Vietnamese forested area

Boi Loi Woods are located 25km northwest of Củ Chi District and 22km west of Bến Cát District in Hậu Nghĩa Province. The woods were an important base and staging area for the Viet Cong (VC) and later the PAVN.

On 19 January 1965, allied aircraft began Operation Sherwood Forest, pummeling the wood's 76 square kilometers with 800 tons of bombs over the next three days. Then between 22 and 27 January, 40 sorties of U.S. Air Force C–123 aircraft sprayed the area with 33,000 gallons of defoliant. Once the vegetation had dried up, MACV planned to start an inferno by dropping napalm on the tinderbox. By that point, the command estimated that the region's 4,000 inhabitants would have evacuated to one of the five refugee receiving centers the allies had established on the far fringes of the forest. To guide residents to safety, aircraft dropped three million leaflets and made 25 hours of loudspeaker broadcasts. The exodus was slow, with slightly more than 2,000 people reporting to the refugee centers by the end of February. Additional refugees emerged the following month, but the planned incineration failed as unseasonably heavy rains doused the flames.
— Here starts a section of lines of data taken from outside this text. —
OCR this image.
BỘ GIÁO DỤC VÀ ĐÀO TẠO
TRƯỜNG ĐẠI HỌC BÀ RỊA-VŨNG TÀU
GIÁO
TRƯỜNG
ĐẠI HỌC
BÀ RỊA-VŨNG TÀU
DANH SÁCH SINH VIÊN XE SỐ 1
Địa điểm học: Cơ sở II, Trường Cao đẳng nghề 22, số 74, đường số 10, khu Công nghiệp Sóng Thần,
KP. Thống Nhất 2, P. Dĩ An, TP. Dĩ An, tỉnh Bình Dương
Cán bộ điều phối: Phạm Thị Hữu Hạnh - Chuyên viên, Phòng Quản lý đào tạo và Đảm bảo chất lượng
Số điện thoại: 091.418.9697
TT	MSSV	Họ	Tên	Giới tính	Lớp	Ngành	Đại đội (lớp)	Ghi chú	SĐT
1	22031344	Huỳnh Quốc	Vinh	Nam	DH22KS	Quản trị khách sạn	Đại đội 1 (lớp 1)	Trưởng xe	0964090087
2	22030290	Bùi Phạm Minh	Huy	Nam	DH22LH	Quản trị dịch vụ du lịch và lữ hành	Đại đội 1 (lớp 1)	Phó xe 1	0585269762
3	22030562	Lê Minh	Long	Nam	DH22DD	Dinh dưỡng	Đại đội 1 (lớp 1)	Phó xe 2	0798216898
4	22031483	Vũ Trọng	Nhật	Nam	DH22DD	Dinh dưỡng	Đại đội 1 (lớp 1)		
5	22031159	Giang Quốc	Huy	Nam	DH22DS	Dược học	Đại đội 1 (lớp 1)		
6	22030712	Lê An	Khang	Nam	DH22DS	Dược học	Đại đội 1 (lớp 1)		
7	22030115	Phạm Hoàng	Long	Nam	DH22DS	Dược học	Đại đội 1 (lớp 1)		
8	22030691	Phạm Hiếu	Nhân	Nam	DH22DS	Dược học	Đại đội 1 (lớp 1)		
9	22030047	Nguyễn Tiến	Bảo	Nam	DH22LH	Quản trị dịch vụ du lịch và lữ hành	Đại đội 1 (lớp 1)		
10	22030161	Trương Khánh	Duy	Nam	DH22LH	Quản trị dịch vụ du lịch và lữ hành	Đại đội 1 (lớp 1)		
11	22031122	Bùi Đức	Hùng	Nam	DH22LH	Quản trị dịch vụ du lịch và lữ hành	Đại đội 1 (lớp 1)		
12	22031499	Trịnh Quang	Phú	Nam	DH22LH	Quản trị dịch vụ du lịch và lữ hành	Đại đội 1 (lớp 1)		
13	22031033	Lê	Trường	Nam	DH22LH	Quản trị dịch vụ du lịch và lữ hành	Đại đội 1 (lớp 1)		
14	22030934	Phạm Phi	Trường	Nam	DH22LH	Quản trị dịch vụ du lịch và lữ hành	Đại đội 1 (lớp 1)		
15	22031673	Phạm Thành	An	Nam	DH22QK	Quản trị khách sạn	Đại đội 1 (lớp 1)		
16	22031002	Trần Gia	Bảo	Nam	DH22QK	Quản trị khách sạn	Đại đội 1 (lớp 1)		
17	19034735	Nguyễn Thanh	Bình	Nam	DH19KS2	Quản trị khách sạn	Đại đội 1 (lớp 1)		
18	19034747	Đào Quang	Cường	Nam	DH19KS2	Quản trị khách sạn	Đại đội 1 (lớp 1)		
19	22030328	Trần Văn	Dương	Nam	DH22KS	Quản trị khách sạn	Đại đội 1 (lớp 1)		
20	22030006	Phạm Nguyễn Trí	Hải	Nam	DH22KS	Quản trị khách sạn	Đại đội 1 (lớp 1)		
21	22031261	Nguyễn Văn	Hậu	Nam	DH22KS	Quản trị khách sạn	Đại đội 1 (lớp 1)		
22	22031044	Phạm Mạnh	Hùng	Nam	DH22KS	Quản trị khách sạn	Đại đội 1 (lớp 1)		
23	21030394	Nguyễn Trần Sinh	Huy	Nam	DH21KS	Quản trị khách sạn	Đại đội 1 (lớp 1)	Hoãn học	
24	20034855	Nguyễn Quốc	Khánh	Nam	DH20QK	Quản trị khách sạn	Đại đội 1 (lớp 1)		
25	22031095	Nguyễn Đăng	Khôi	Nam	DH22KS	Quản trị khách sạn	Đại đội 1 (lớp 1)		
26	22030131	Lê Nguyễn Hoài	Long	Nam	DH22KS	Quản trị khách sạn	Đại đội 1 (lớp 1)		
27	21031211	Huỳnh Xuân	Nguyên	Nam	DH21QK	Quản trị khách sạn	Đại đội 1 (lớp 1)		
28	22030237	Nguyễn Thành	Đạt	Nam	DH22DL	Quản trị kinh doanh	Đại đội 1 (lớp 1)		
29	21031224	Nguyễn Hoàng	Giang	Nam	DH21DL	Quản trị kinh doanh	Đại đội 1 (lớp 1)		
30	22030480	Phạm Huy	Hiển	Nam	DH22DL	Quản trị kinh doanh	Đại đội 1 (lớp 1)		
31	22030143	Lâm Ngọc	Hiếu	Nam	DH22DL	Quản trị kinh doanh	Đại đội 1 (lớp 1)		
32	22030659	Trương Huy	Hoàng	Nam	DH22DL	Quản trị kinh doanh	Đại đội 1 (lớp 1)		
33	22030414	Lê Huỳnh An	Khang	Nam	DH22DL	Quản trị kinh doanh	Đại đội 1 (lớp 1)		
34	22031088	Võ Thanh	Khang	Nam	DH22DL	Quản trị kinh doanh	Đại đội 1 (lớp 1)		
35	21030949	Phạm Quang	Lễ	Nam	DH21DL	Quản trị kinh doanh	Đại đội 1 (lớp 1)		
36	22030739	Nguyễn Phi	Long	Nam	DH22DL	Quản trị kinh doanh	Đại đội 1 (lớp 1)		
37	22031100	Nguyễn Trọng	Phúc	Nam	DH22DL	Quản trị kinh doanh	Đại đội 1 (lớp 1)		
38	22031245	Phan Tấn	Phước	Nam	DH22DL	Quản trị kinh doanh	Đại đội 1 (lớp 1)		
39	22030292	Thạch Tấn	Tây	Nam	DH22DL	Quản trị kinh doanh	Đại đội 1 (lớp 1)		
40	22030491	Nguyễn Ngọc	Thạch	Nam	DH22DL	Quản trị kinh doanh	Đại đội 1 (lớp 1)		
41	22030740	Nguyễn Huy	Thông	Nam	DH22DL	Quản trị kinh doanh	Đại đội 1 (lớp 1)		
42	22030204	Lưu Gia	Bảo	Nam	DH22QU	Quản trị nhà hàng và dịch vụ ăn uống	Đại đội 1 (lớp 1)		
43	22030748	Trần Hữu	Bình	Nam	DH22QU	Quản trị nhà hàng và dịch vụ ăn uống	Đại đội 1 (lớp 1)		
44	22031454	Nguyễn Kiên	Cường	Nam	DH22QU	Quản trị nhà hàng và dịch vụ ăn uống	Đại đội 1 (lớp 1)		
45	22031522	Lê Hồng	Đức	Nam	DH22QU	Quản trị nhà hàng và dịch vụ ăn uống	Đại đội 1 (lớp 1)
US and Army of the Republic of Vietnam (ARVN) forces conducted frequent operations against PAVN and VC forces in the woods including Operation Mastiff (21–25 February 1966), Operation Wahiawa (16–30 May 1966), Operation Sunset Beach (2 September-11 October 1966), Operation Manhattan (23 April-7 June 1967), however none of these operations permanently cleared the PAVN/VC and the last attempt by the ARVN to penetrate the area occurred during the War of the flags (25 January-3 February 1973).